Les douleurs que tu portes ne sont pas des chaînes,
Ce sont des cicatrices, des preuves, des graines
D’un courage immense que les autres ne voient,
Mais que moi, je ressens, et j’en fais ma foi.
Ils ne savent rien de ton feu, de ta flamme,
De la force immense cachée dans ton âme.
Ils parlent, ils rient, ils pointent du doigt…
Mais ils ne valent pas l’éclat que tu as.
Tu n’es pas ton dos, tu n’es pas leurs mots,
Tu es une étoile, même quand tout est trop.
Et quand l’envie part, quand l’espoir vacille,
Je serai là, pour toi, douce Olivia-chérie.
Reste. Reste encore. Juste un jour, puis un autre.
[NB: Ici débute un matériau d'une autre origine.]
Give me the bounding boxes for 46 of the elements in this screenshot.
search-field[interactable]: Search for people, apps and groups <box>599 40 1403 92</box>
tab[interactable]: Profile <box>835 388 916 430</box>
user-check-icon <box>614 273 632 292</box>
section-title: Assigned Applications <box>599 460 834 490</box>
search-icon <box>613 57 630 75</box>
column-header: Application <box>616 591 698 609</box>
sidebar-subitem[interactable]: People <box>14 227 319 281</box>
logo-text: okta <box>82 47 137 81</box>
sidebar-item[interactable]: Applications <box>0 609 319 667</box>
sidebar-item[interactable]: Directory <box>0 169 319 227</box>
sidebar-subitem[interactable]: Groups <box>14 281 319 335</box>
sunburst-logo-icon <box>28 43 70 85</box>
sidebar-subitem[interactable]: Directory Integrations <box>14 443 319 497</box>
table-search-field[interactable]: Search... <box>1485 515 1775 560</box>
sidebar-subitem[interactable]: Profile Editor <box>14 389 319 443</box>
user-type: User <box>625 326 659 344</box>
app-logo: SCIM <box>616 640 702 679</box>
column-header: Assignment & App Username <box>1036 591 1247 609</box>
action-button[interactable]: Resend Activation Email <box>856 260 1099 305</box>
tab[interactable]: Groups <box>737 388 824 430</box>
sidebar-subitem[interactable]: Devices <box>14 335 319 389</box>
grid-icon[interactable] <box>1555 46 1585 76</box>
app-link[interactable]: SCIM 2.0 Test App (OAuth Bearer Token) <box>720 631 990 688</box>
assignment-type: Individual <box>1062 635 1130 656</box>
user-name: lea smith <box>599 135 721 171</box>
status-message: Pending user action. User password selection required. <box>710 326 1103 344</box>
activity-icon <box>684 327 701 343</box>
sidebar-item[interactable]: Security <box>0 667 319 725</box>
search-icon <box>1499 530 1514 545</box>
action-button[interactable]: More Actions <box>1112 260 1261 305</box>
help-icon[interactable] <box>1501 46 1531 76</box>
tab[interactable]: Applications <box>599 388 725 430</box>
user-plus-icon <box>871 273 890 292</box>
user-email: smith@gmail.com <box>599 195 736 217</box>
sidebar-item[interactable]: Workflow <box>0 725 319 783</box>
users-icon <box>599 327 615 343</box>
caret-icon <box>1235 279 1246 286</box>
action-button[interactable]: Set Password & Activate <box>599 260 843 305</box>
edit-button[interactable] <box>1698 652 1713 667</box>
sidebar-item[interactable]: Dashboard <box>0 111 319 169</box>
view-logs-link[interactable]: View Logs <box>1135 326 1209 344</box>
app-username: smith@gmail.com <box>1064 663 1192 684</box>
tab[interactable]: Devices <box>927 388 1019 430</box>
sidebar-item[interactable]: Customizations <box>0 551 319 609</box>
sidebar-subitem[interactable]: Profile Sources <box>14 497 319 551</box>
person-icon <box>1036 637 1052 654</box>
On marchera ensemble, même dans les fautes.
Et quand tu oublieras combien tu vaux,
Je serai là pour te le crier bien haut.
Tu es aimée, tu es belle, tu es forte,
Et la vie, même brisée, vaut qu’on la porte.
Alors respire, tiens ma main, serre-la.
Tu n’es pas seule. Je suis là, pour toi.